La symphonie Youtube
Deux heures et demi de frissons musicaux : ce fut l’avènement de la symphonie Youtube le 15 avril 2009 au Carnegie Hall de New York. Le projet fut organisé par Michael Tilson Thomas, ce chef d’orchestre qui se consacre à offrir la musique classique à un plus large public, et parrainé par le compositeur chinois Tan Dun (notamment compositeur pour le film Tigre et Dragon).
Leur pari d’un orchestre créé en ligne grâce à 3000 auditions, effectuées dans 70 pays, s’est révélé une réussite. 96 musiciens avaient été sélectionnés parmi différentes nationalités. Peu d’entre eux vivaient de leur musique et avaient jamais espéré jouer dans ce lieu prestigieux. Le foyer d’un orchestre prenait pour un soir les dimensions de la planète.

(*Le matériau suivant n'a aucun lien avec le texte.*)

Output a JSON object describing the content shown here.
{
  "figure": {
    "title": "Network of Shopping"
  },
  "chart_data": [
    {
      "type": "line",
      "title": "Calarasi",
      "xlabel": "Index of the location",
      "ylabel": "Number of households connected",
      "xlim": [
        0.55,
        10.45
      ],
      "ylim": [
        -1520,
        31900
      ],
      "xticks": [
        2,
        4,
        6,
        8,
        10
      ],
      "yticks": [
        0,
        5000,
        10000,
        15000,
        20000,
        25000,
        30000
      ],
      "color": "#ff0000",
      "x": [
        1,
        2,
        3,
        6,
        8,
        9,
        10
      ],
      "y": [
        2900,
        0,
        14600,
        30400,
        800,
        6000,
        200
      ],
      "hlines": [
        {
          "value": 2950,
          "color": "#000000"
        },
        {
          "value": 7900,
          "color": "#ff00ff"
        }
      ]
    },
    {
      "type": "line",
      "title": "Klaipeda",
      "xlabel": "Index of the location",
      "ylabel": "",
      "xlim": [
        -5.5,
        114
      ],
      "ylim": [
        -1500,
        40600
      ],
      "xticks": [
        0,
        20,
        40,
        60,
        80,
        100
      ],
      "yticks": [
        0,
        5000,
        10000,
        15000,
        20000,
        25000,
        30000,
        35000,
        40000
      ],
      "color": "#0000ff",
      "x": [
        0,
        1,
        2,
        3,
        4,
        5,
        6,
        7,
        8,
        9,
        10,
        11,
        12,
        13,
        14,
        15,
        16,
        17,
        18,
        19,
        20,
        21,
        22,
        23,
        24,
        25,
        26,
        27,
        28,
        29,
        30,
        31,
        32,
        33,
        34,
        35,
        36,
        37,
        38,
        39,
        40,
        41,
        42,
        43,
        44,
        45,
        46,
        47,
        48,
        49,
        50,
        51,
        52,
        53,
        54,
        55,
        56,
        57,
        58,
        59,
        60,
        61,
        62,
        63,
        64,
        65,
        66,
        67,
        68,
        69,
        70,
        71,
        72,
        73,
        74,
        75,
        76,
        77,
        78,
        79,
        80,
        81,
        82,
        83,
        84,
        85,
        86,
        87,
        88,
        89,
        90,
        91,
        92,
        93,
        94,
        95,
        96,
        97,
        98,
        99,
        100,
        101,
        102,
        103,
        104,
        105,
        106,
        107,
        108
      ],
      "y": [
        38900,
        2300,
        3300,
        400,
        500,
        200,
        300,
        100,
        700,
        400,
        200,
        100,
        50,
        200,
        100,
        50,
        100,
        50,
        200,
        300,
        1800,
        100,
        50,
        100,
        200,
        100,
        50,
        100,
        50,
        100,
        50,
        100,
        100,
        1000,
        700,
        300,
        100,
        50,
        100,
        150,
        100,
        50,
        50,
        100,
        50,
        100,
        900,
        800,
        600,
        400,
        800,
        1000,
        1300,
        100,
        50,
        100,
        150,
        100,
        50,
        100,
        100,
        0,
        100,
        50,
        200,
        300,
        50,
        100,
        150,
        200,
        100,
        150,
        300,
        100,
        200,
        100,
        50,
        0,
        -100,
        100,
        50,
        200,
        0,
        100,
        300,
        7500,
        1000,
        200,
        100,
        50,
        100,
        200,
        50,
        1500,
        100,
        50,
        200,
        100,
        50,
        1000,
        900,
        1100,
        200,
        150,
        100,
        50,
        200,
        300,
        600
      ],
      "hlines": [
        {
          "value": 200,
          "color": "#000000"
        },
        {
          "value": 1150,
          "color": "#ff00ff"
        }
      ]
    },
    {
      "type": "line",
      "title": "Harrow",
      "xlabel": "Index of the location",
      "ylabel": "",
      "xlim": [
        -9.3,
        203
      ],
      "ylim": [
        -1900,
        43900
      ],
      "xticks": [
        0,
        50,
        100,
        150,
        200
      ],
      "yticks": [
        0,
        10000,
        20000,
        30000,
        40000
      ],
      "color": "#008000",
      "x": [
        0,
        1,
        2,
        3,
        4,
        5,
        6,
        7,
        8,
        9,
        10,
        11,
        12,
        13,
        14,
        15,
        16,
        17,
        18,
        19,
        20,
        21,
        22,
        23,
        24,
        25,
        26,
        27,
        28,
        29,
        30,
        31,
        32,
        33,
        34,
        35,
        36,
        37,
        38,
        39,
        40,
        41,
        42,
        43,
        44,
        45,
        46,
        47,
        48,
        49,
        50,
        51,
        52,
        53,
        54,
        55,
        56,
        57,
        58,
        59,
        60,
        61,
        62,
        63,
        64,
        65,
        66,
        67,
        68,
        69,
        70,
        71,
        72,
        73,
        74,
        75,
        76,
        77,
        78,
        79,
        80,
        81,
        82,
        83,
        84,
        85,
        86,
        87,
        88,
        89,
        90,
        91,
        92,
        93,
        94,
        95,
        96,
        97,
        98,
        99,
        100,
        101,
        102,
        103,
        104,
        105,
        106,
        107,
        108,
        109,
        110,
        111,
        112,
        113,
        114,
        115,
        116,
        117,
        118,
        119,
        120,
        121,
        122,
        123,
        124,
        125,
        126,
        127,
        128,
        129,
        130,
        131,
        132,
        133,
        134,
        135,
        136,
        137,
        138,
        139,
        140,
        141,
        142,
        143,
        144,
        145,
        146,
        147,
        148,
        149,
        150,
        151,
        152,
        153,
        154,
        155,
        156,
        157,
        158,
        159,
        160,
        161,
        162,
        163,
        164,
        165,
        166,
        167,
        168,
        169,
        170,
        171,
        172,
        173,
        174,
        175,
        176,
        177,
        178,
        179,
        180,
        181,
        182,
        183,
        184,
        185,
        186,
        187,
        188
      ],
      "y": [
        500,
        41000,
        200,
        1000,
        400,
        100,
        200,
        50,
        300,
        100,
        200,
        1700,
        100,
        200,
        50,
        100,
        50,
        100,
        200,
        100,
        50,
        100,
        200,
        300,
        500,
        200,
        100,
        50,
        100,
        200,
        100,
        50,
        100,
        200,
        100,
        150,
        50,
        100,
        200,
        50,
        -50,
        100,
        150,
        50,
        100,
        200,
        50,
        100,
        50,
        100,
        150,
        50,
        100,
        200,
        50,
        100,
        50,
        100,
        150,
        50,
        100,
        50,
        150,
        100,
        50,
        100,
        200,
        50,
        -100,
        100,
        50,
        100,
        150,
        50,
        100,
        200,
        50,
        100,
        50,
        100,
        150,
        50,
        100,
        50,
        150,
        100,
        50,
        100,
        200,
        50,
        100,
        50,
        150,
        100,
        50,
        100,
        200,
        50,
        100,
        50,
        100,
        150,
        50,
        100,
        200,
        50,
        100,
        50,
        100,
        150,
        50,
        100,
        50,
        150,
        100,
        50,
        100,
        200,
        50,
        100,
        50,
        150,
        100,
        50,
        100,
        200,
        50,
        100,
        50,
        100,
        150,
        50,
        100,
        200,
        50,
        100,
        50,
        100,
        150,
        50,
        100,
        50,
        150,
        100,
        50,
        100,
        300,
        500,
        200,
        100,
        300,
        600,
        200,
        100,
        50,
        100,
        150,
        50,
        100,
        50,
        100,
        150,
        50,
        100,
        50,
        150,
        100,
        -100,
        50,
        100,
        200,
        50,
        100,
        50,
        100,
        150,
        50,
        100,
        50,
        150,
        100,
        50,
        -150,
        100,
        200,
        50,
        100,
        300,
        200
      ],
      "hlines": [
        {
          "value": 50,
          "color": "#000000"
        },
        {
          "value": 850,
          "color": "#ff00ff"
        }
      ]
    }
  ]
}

Contrairement à toute habitude, les applaudissements explosent entre chaque morceaux, tandis que des compositions de différentes parties du monde, de différents siècles sont jouées dans un ordre défiant toute chronologie. Chaque fois, l’image des continents est projetée sur le plafond en fonction de l’origine des compositeurs, ainsi que des vidéos présentant les musiciens sélectionnés.

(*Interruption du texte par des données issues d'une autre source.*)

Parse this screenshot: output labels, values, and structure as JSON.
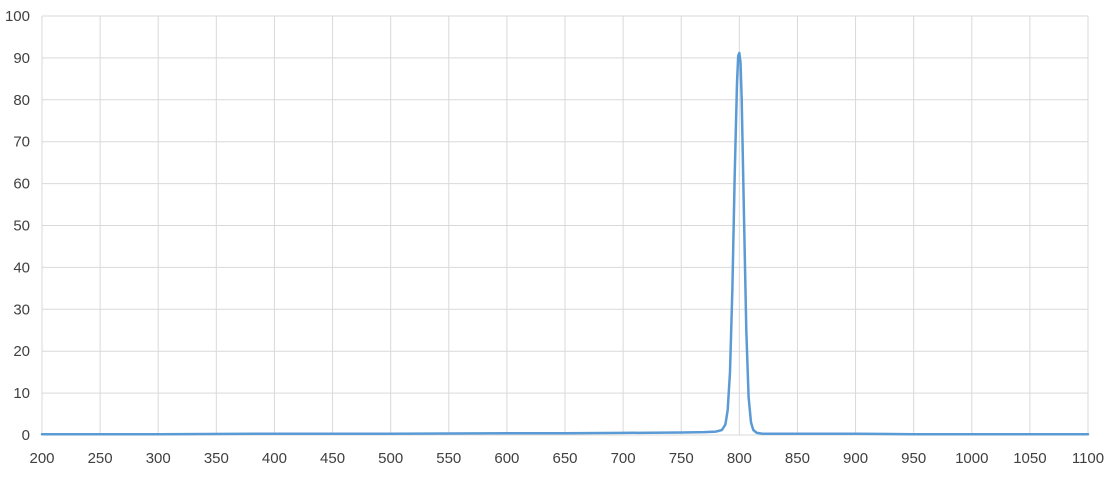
{
  "chart_data": {
    "type": "line",
    "title": "",
    "xlabel": "",
    "ylabel": "",
    "xlim": [
      200,
      1100
    ],
    "ylim": [
      0,
      100
    ],
    "x_ticks": [
      200,
      250,
      300,
      350,
      400,
      450,
      500,
      550,
      600,
      650,
      700,
      750,
      800,
      850,
      900,
      950,
      1000,
      1050,
      1100
    ],
    "y_ticks": [
      0,
      10,
      20,
      30,
      40,
      50,
      60,
      70,
      80,
      90,
      100
    ],
    "grid": true,
    "legend": "none",
    "colors": {
      "series": "#5b9bd5",
      "grid": "#d9d9d9",
      "axis_text": "#404040"
    },
    "series": [
      {
        "x": [
          200,
          300,
          400,
          500,
          600,
          650,
          700,
          750,
          770,
          780,
          785,
          788,
          790,
          792,
          794,
          796,
          798,
          799,
          800,
          801,
          802,
          804,
          806,
          808,
          810,
          812,
          815,
          820,
          850,
          900,
          950,
          1000,
          1050,
          1100
        ],
        "y": [
          0.2,
          0.2,
          0.3,
          0.3,
          0.4,
          0.4,
          0.5,
          0.6,
          0.7,
          0.8,
          1.2,
          2.5,
          6,
          15,
          35,
          62,
          84,
          90.5,
          91.2,
          89,
          80,
          52,
          25,
          9,
          3,
          1.2,
          0.5,
          0.3,
          0.3,
          0.3,
          0.2,
          0.2,
          0.2,
          0.2
        ]
      }
    ]
  }
}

Soudain le chef d’orchestre Michael Tilson Thomas se retourne face au public ; les trompettistes jouent Giovanni Gabrieli, compositeur du XVIe siècle italien, depuis les loges côté cour et côté jardin, distributant les sons dans l’air. Les gestes de Michael Tilson Thomas deviennent de grands mouvements d’offrande.
En vidéo, des visages de femmes se fondent par morphing les uns dans les autres dans de savants mouvements de haut en bas et de droite à gauche tandis que le jeune Joshua Roman interpéte seul la Sarabande de la suite numéro 1 en G majeur de Bach au violoncelle : http://www.youtube.com/watch?v=nUDIoN-_Hxs
Bonheur crescendo dont La symphonie internet numéro 1 de Tan Dun, qui est le symbole de ce projet : http://www.youtube.com/watch?v=Tqiro1kdRlw. Intitulée Eroica, Tan Dun déclare l’avoir composée pour les héros et surtout le héros au fond de chacun de nous. Mêlant enjoliveurs de voiture et orchestration classique, Tan Dun en une symphonie cherche à remythifier l’homme et le monde.
Un autre moment d’intensité nous est offert par la pianiste Yuja Wang qui interprète le Scherzo du concerto numéro 2 en G mineur, op.16 de Prokofiev dans une exécution aussi précise, qu’affolante et audacieuse. Un clavier virtuel serpente à toute allure sur les murs. Elle ajoute pour le plaisir du public "Le vol du bourdon" de Rimsky Korsakov.
Puis juxtaposition insolite d’un Debussy, extrait des Nocturnes, interprété avec délicatesse sur un sol de nuages mouvants, et d’une Aria avec Renga de John Cage. Celle-ci se fonde sur des improvisations de l’orchestre, accompagnées par la soprano Measha Brueggergosman dans une pluie de sons et de langues différentes, et un saisissement de tous les sens.
Le public applaudit, debout. Cette expérience d’une musique globale a gagné un public large, de tous âges, attiré par l’inédit et aussi le prix des places très démocratique... Loin d’être un simple un enjeu commercial, la passion de tous les artistes présents était palpable dans la salle. L’orchestre symphonique Youtube a fait surgir sous un jour renouvelé Brahms, Rachmaninoff, Wagner, Mozart, à travers le contexte de notre vie présente, et découvrir des compositeurs innovants comme le san franciscain Mason Bates qui réalise une performance électronique au clavier de son ordinateur ou l’étonnant Heitor Villa-Lobos aux couleurs de musique brésilienne. Le chef de l’orchestre symphonique de san Francisco Edwin Outwater vint conduire également plusieurs morceaux dans la soirée. Lui-même soutient de jeunes compositeurs talentueux comme cet autre san franciscain Nathaniel Stookey.
On peut bien sûr s’interroger sur la sélection des musiciens en ligne ou arguer qu’un orchestre a besoin de jouer ensemble de longues années pour qu’une harmonie supérieure se crée. Néanmoins, cet orchestre a su servir la Musique classique et la faire résonner en nous, dans toutes les dimensions de notre vie. Et elle peut se revivre aussitôt en ligne sur Youtube :
http://www.youtube.com/watch?v=ueJcRmfweSM (Acte I)
et http://www.youtube.com/watch?v=6cS653udPCM&feature=channel (Acte II).
Alors toutes les connexions intimes et internet se rejoignent.